(regarding two decisions: French Administrative Supreme Court, Jul. 8, 2015, no. 370656 and no. 365850, SA Peugeot)
In these two cases, the French Administrative Supreme Court handed down decisions about categorizing two reorganization transactions, performed within the same tax group and using very similar modalities, as an abuse of right through evasion of the law. The Administrative Supreme Court ruled that the first transaction constituted an abuse of right, whereas the economic and financial grounds of the second transaction allowed it to avoid this category.
As a reminder, an abuse of rights through evasion of the law is proven when the following two criteria are satisfied: (i) the taxpayer attempts to seek the benefit of a literal application of legislation, which is contrary to the objectives sought by the legislation's drafters, and (ii) an absence of any grounds other than avoiding or decreasing the tax burden that would have existed if the taxpayer had not made the disputed operations.
In this particular case, these two reorganizations took place by reclassifying the depreciated shares of a subsidiary under another subsidiary, followed by the absorption of the first subsidiary by the second one. This took place in the same tax group and over the course of two successive fiscal years. The tax advantage of this solution resulted from the application of the provisions of Articles 223 D and 223 F of the FTC and from the long-term capital gains regime in force at the time. Indeed, the application of these provisions neutralized the recaptureof a provision related to the depreciated subsidiary's shares at the time it was transferred, i.e., in fiscal year N, while at the same time allowing the "de-neutralization" of the long-term capital losses on the absorbed subsidiary's shares in fiscal year N+1, permitting it to be wound up and to exit the tax group.
The tax authorities disputed the prior share transfer transactions, arguing that they constituted an abuse of right because the sole purpose of the complexity of the transactions performed over two successive fiscal years, as compared with a simple merger between the depreciated subsidiary and its initial parent company, was to allow the company to neutralize the provision recapture. Indeed, the recapture could not have been neutralized if one of the two companies, either the one holding the depreciated shares or the subsidiary, had left the tax group in the fiscal year during which the recapture took place.
In the first case (decision no. 370656), the Pontoise Administrative Court first judged that there had been an abuse of right because the two criteria listed above had been satisfied. In a decision on May 30, 2013, the Versailles Administrative Court of Appeal reversed the lower court's decision. In the end, the French Administrative Supreme Court overturned the Court of Appeal's decision, first ruling that, by transferring the subsidiary's shares then, within a few days, merging the subsidiary in two separate fiscal years, the company had acted contrary to the objective of neutrality provided by the legislature in its wording of Articles 223 D and 223 F of the FTC. The French Administrative Supreme Court then ruled that the grounds asserted by the company were, in reality, only fiscal by nature and, therefore, the Supreme Court ruled that the transactions constituted an abuse of right.

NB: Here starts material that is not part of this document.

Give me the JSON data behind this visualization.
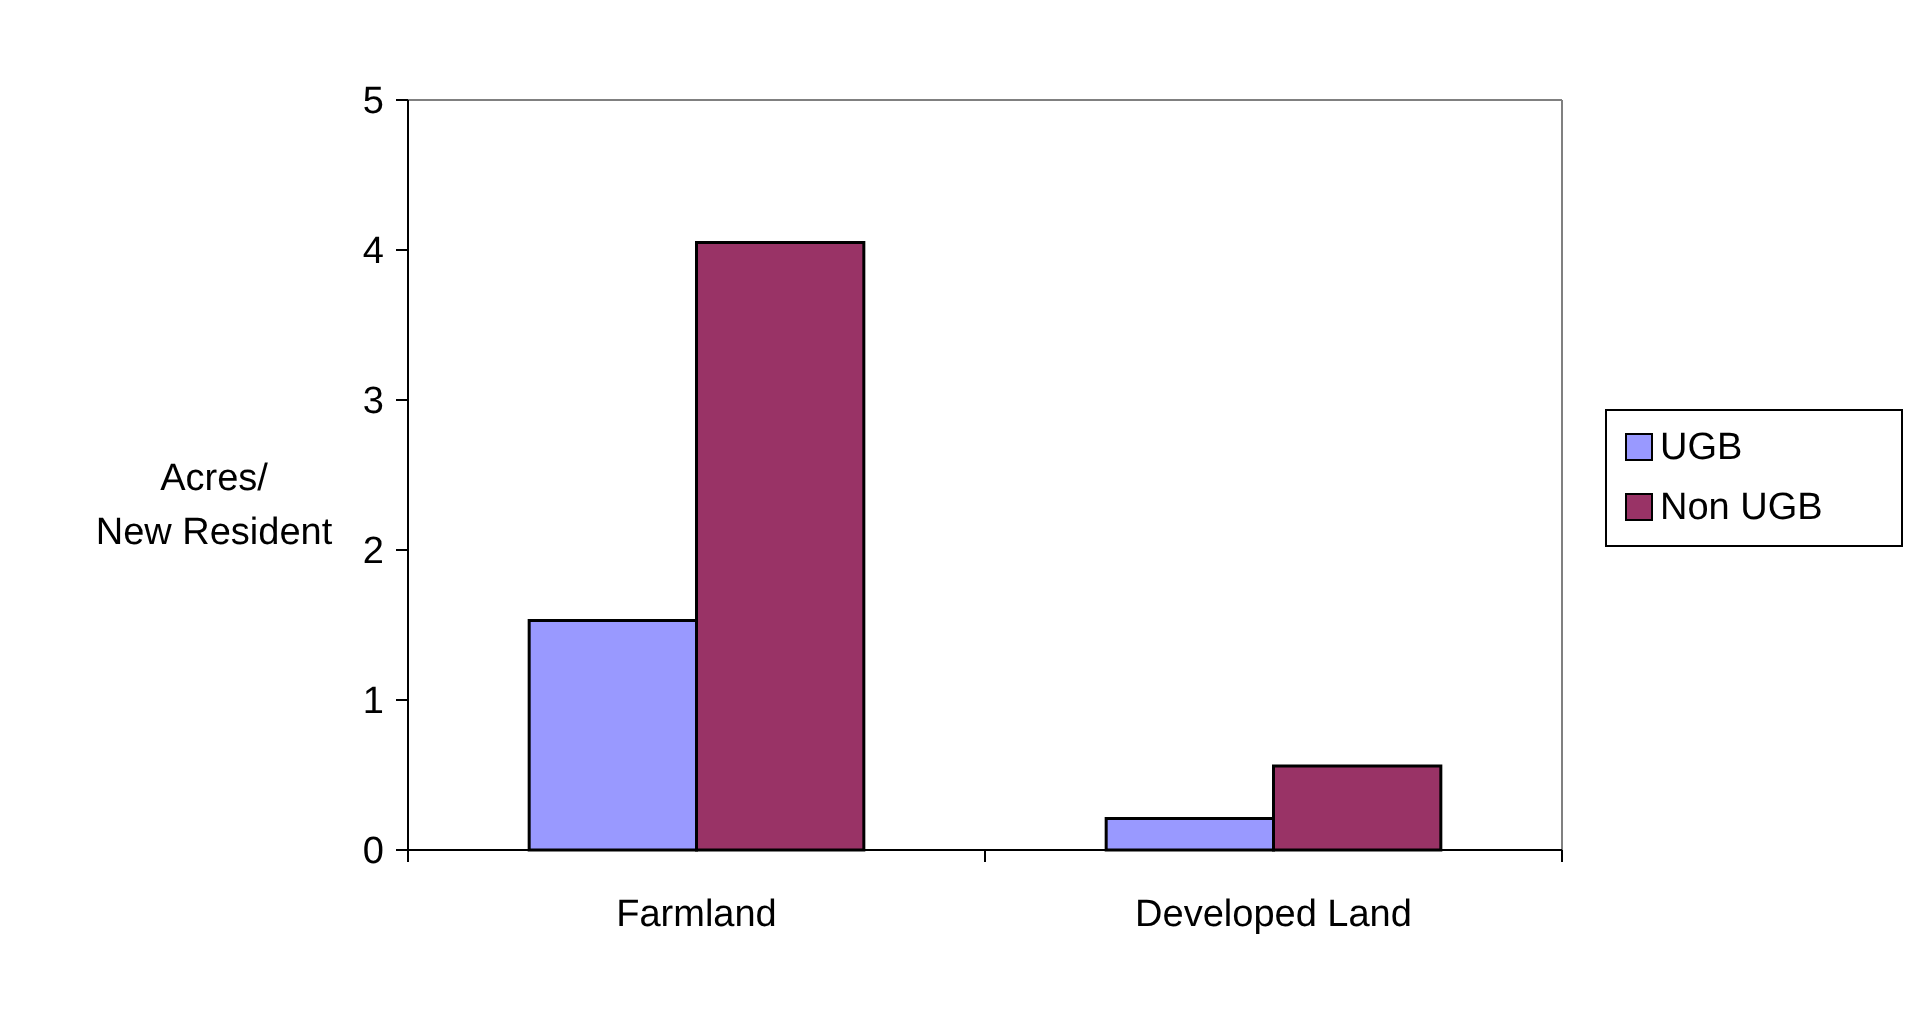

In the second case (decision no. 368510), the tax authorities, then the Minister of Finance, disputed the prior transactions transferring the depreciated subsidiary's shares, for the same reasons. Yet, this time the company pointed to other than purely fiscal grounds, which convinced the Administrative Court and Administrative Court of Appeal. This decision by the French Administrative Supreme Court upheld the Court of Appeal's analysis. Indeed, although it did not make a ruling on the company's literal application of the legislation, the French Administrative Supreme Court found that the economic and financial reasons argued by the company (need for cash and the group's reorganization) proved the need to carry out a transfer prior to the merger and prevented the transaction from being categorized as an abuse of right.
Although these two decisions by the French Administrative Supreme Court have opposite outcomes, they perfectly illustrate the need to be able to prove the economic grounds for performing the relevant transactions involved in any sequence of transactions where the precise timing lowers the tax burden--subject to running the risk of a challenge pursuant to Article L. 64 of the BTP.
Fully in line with the position staked out nearly 30 years ago in the Auriège case regarding the meaning of mergers, the French Administrative Supreme Court reaffirmed the principle that the sequence of reorganization transactions--even if they are carried out so as to be more fiscally favorable to the taxpayer--is of little import insofar as the economic grounds of such transactions are indisputable. On the other hand, companies must be careful when they cannot prove any economic purpose.